Relevant header/comments/functions that explain the logic on how it chooses to hash the packet:
userland/lib/pfring.h:
int pfring_set_cluster(pfring *ring, u_int clusterId, cluster_type the_type);
kernel/pf_ring.c:
static int hash_pkt_cluster(ring_cluster_element *cluster_ptr,
struct pfring_pkthdr *hdr,
u_int16_t ip_id, u_int8_t first_fragment, u_int8_t second_fragment)
static inline u_int32_t hash_pkt_header(struct pfring_pkthdr * hdr, u_int32_t flags)
static inline u_int32_t hash_pkt(u_int16_t vlan_id, u_int8_t proto,
ip_addr host_peer_a, ip_addr host_peer_b,
u_int16_t port_peer_a, u_int16_t port_peer_b)
From (http://www.bro.org/bro-workshop-2011/solutions/logs/)

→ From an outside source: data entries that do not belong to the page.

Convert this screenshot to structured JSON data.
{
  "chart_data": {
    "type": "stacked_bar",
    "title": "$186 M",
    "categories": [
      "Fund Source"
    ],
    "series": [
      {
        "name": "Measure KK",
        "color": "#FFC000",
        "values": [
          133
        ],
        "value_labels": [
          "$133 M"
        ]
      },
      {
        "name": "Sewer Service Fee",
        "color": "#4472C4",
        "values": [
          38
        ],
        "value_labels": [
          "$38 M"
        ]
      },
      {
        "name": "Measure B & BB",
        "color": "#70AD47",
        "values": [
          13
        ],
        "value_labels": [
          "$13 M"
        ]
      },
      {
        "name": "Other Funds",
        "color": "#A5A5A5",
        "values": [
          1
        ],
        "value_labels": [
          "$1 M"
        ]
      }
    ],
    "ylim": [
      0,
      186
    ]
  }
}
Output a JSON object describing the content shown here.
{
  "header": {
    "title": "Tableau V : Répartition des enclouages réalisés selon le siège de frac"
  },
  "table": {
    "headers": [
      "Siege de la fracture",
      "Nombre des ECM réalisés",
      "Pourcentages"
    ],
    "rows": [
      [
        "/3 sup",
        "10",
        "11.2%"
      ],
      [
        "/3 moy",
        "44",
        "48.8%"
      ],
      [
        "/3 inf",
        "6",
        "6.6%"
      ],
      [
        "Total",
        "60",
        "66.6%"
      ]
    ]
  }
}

awk 'NR > 4 && $9 > 600' conn.log | sort -t$'\t' -k 9 -n
Thanks for the pointer.
Ross Warren
I believe that is just looking for long-lived connections (those that are established for longer than 600 seconds); I would find a netflow session generating over 200Mbps of traffic to be abnormal. I think you would want to look at columns 10 and 11 (orig_bytes/resp_bytes) in conn.log to see who is eating up your bandwidth. Or, just look at /nsm/bro/logs/<date>/conn-summary.<time period>.log.gz for your top talkers.